Andy was not having it. He told me I would be fine. Get more fluids. Rest for a minute at the next CP. Get some food and get going. I can’t thank him enough for that I needed that.

I took the advice and got going. Had it worked? I felt more normal, my pace was a bit slower but I was going to finish. I also had my headphones in. I don’t usually run with music but I wish I had done this earlier, add this to the fact I was entering home turf and I knew there would be plenty of people to cheer me on. I hit the top of Gresty’s feeling ok and then the top of old pale was fine. Bottom of old pale fine and the water and hula hoops were clearly the answer to the problem. Then vomit. Why? Hang on it is slightly red, why is it red. Nothing I had was red. It was blood. Game over.

I felt pathetic. How could I be pulling out of a race?

I have read before (I think it was something by Marcus Scotney) that you learn more when you DNF than when you finish. So what did I learn?

Well after speaking to a nurse friend apparently the blood will have been from excessive vomiting and is nothing to worry about and I have no had any after affects.

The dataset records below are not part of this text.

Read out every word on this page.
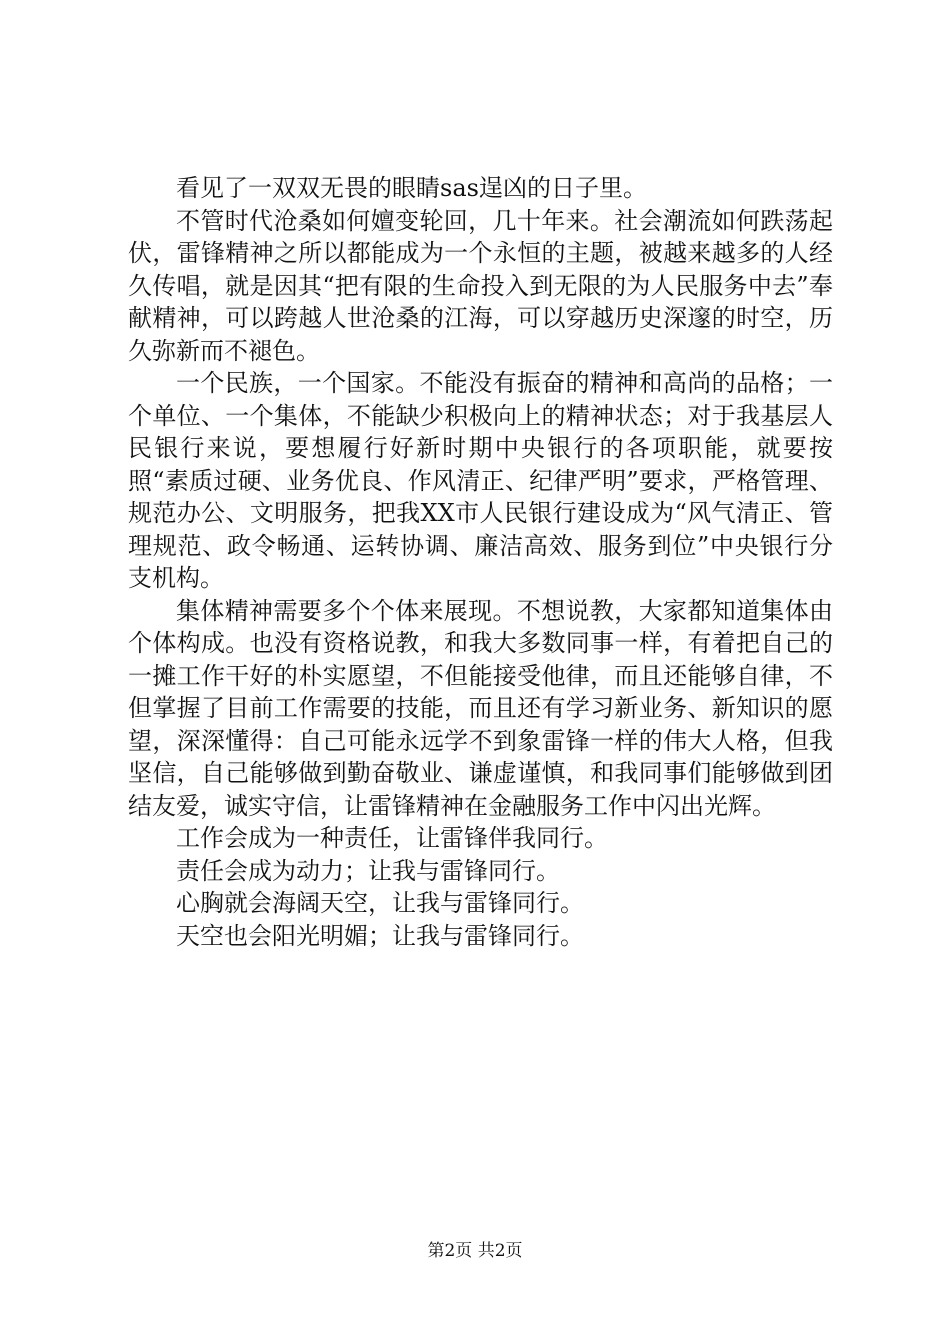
看见了一双双无畏的眼睛sas逞凶的日子里。

不管时代沧桑如何嬗变轮回，几十年来。社会潮流如何跌荡起伏，雷锋精神之所以都能成为一个永恒的主题，被越来越多的人经久传唱，就是因其“把有限的生命投入到无限的为人民服务中去”奉献精神，可以跨越人世沧桑的江海，可以穿越历史深邃的时空，历久弥新而不褪色。

一个民族，一个国家。不能没有振奋的精神和高尚的品格；一个单位、一个集体，不能缺少积极向上的精神状态；对于我基层人民银行来说，要想履行好新时期中央银行的各项职能，就要按照“素质过硬、业务优良、作风清正、纪律严明”要求，严格管理、规范办公、文明服务，把我XX市人民银行建设成为“风气清正、管理规范、政令畅通、运转协调、廉洁高效、服务到位”中央银行分支机构。

集体精神需要多个个体来展现。不想说教，大家都知道集体由个体构成。也没有资格说教，和我大多数同事一样，有着把自己的一摊工作干好的朴实愿望，不但能接受他律，而且还能够自律，不但掌握了目前工作需要的技能，而且还有学习新业务、新知识的愿望，深深懂得：自己可能永远学不到象雷锋一样的伟大人格，但我坚信，自己能够做到勤奋敬业、谦虚谨慎，和我同事们能够做到团结友爱，诚实守信，让雷锋精神在金融服务工作中闪出光辉。

工作会成为一种责任，让雷锋伴我同行。

责任会成为动力；让我与雷锋同行。

心胸就会海阔天空，让我与雷锋同行。

天空也会阳光明媚；让我与雷锋同行。

第2页 共2页
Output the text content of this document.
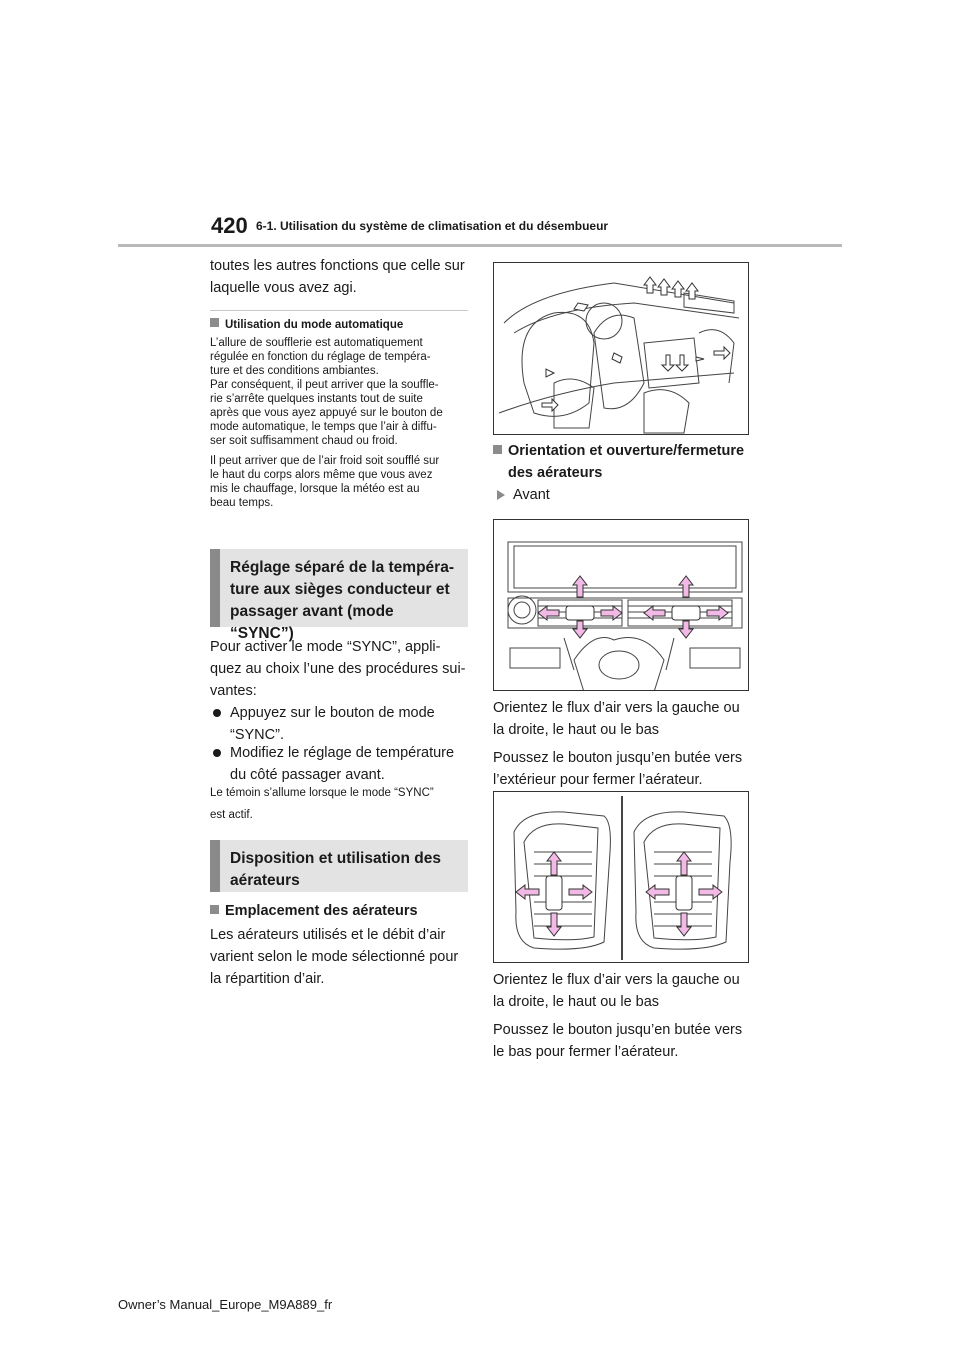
420 6-1. Utilisation du système de climatisation et du désembueur

toutes les autres fonctions que celle sur

laquelle vous avez agi.

Utilisation du mode automatique

L’allure de soufflerie est automatiquement

régulée en fonction du réglage de tempéra-

ture et des conditions ambiantes.

Par conséquent, il peut arriver que la souffle-

rie s’arrête quelques instants tout de suite

après que vous ayez appuyé sur le bouton de

mode automatique, le temps que l’air à diffu-

ser soit suffisamment chaud ou froid.

Il peut arriver que de l’air froid soit soufflé sur

le haut du corps alors même que vous avez

mis le chauffage, lorsque la météo est au

beau temps.

Réglage séparé de la tempéra-
ture aux sièges conducteur et
passager avant (mode “SYNC”)

Pour activer le mode “SYNC”, appli-

quez au choix l’une des procédures sui-

vantes:

Appuyez sur le bouton de mode

“SYNC”.

Modifiez le réglage de température

du côté passager avant.

Le témoin s’allume lorsque le mode “SYNC”

est actif.

Disposition et utilisation des
aérateurs

Emplacement des aérateurs

Les aérateurs utilisés et le débit d’air

varient selon le mode sélectionné pour

la répartition d’air.

Orientation et ouverture/fermeture

des aérateurs

Avant

Orientez le flux d’air vers la gauche ou

la droite, le haut ou le bas

Poussez le bouton jusqu’en butée vers

l’extérieur pour fermer l’aérateur.

Orientez le flux d’air vers la gauche ou

la droite, le haut ou le bas

Poussez le bouton jusqu’en butée vers

le bas pour fermer l’aérateur.

Owner’s Manual_Europe_M9A889_fr
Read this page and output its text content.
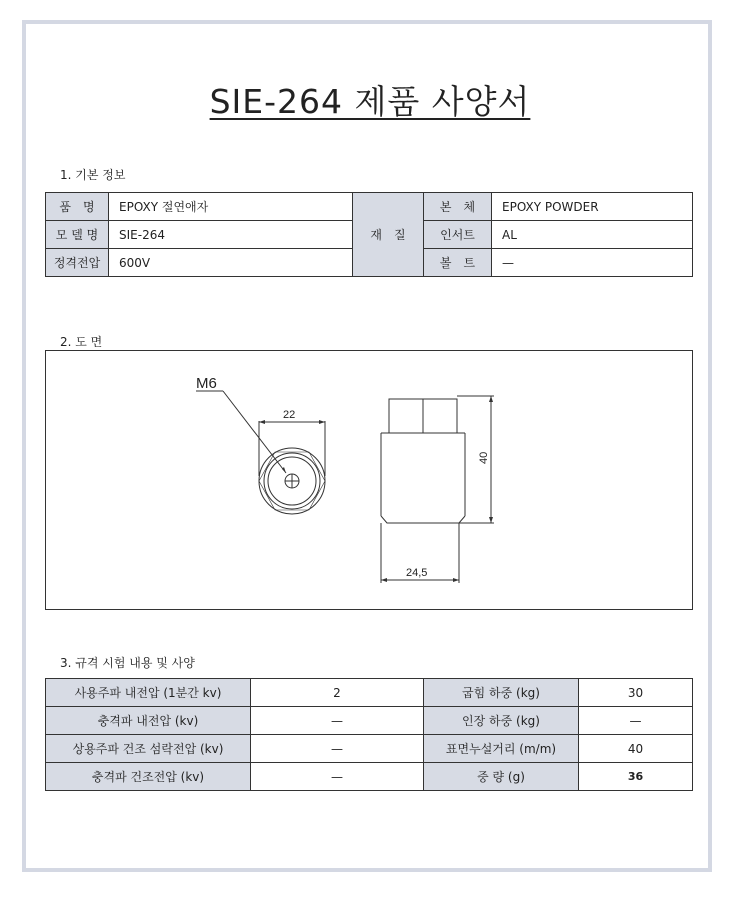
SIE-264 제품 사양서
1. 기본 정보
품　명	EPOXY 절연애자	재　질	본　체	EPOXY POWDER
모 델 명	SIE-264		인서트	AL
정격전압	600V		볼　트	—
2. 도 면
M6
22
40
24,5
3. 규격 시험 내용 및 사양
사용주파 내전압 (1분간 kv)	2	굽힘 하중 (kg)	30
충격파 내전압 (kv)	—	인장 하중 (kg)	—
상용주파 건조 섬락전압 (kv)	—	표면누설거리 (m/m)	40
충격파 건조전압 (kv)	—	중 량 (g)	36
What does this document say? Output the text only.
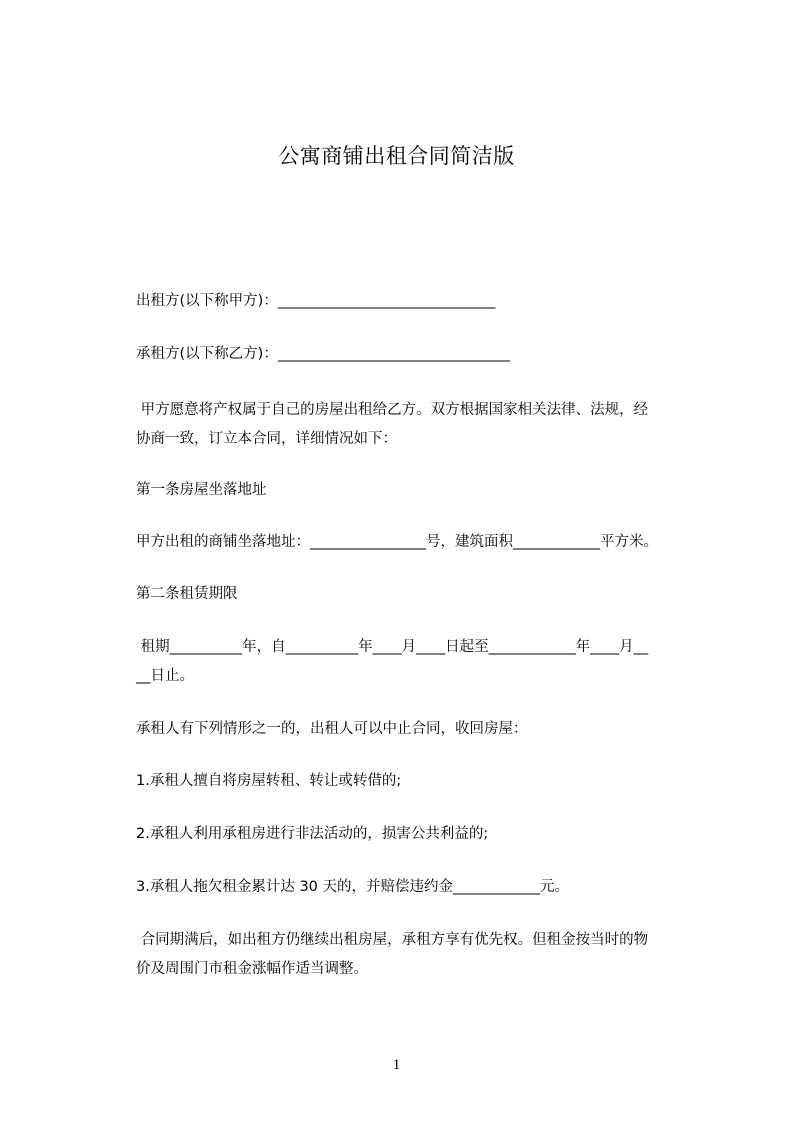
公寓商铺出租合同简洁版
出租方(以下称甲方)：______________________________
承租方(以下称乙方)：________________________________
甲方愿意将产权属于自己的房屋出租给乙方。双方根据国家相关法律、法规，经
协商一致，订立本合同，详细情况如下：
第一条房屋坐落地址
甲方出租的商铺坐落地址：________________号，建筑面积____________平方米。
第二条租赁期限
租期__________年，自__________年____月____日起至____________年____月__
__日止。
承租人有下列情形之一的，出租人可以中止合同，收回房屋：
1.承租人擅自将房屋转租、转让或转借的;
2.承租人利用承租房进行非法活动的，损害公共利益的;
3.承租人拖欠租金累计达 30 天的，并赔偿违约金____________元。
合同期满后，如出租方仍继续出租房屋，承租方享有优先权。但租金按当时的物
价及周围门市租金涨幅作适当调整。
1
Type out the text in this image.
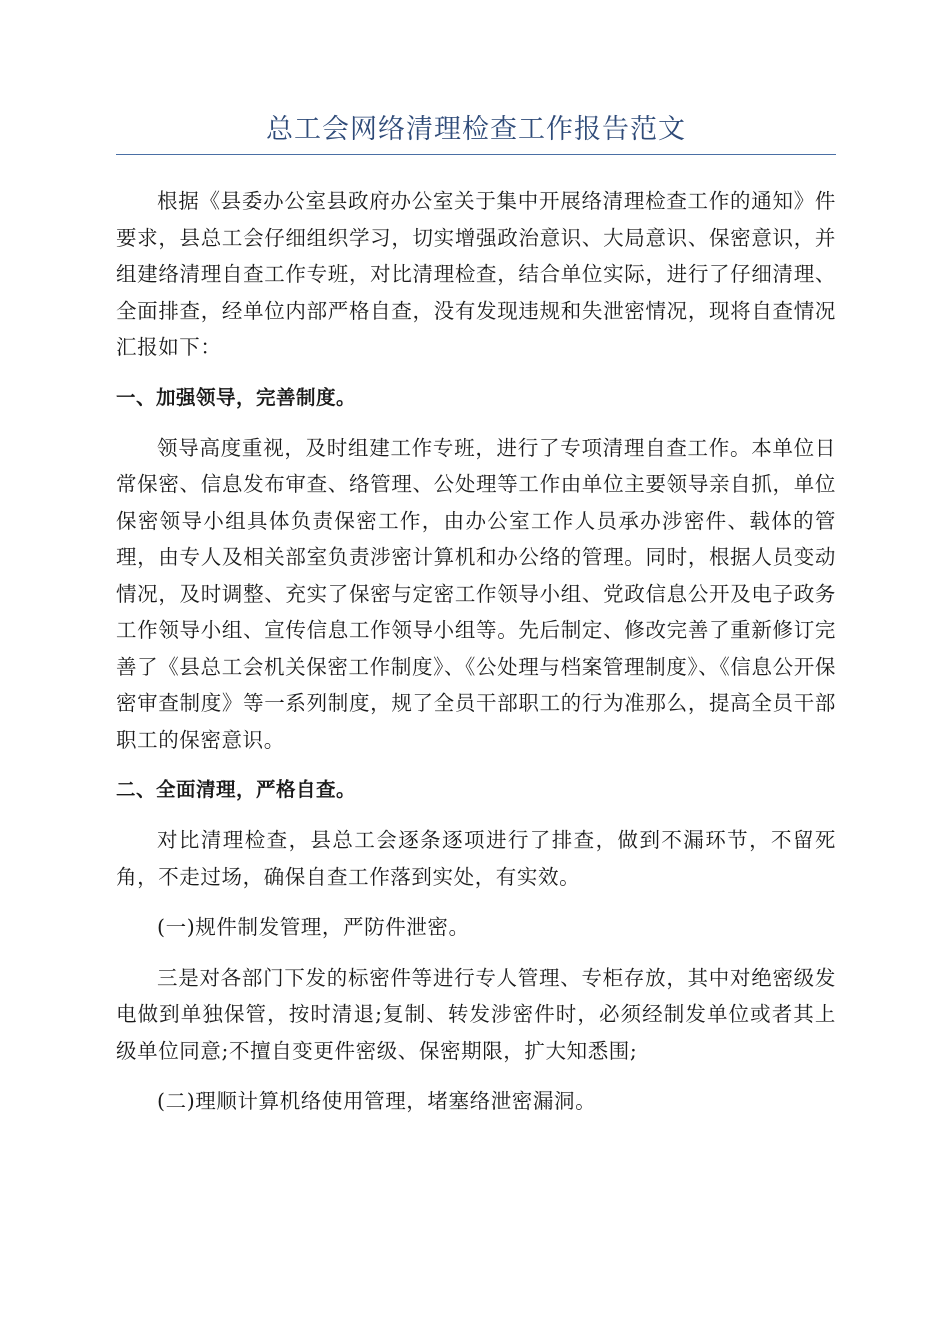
总工会网络清理检查工作报告范文

根据《县委办公室县政府办公室关于集中开展络清理检查工作的通知》件要求，县总工会仔细组织学习，切实增强政治意识、大局意识、保密意识，并组建络清理自查工作专班，对比清理检查，结合单位实际，进行了仔细清理、全面排查，经单位内部严格自查，没有发现违规和失泄密情况，现将自查情况汇报如下：

一、加强领导，完善制度。

领导高度重视，及时组建工作专班，进行了专项清理自查工作。本单位日常保密、信息发布审查、络管理、公处理等工作由单位主要领导亲自抓，单位保密领导小组具体负责保密工作，由办公室工作人员承办涉密件、载体的管理，由专人及相关部室负责涉密计算机和办公络的管理。同时，根据人员变动情况，及时调整、充实了保密与定密工作领导小组、党政信息公开及电子政务工作领导小组、宣传信息工作领导小组等。先后制定、修改完善了重新修订完善了《县总工会机关保密工作制度》、《公处理与档案管理制度》、《信息公开保密审查制度》等一系列制度，规了全员干部职工的行为准那么，提高全员干部职工的保密意识。

二、全面清理，严格自查。

对比清理检查，县总工会逐条逐项进行了排查，做到不漏环节，不留死角，不走过场，确保自查工作落到实处，有实效。

(一)规件制发管理，严防件泄密。

三是对各部门下发的标密件等进行专人管理、专柜存放，其中对绝密级发电做到单独保管，按时清退;复制、转发涉密件时，必须经制发单位或者其上级单位同意;不擅自变更件密级、保密期限，扩大知悉围;

(二)理顺计算机络使用管理，堵塞络泄密漏洞。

Why did I vomit? Apparently (and I am not saying this is gospel) when you are running your body sends more blood to your legs and organs like your lungs so you don’t get as much to your stomach/gut which makes digesting food harder. This might explain why you never feel like eating when running.

I thought I had my nutrition completely right for the race. I was going to follow what I had done in the London Marathon. It had worked so well then why wouldn’t it work well now. Apart from I didn’t keep to the same. As well as the gels I had loads of lucozade and high5 energy powder drink and Jelly Babies. That is A LOT of sugar. My body just rejected it. It probably explains why the hula hoops helped so much.

So what did I learn?

1. Every race is different.

2. Gels should be generally be saved for the end of a race.

3. Use checkpoints

4. Vary my nutrition.

5. For longer races use music to occupy your mind

6. The most important – no matter how much we all take the p**s out of each other when someone genuinely feels rubbish you can always rely on your Spartan mates to pick you up and make you feel better.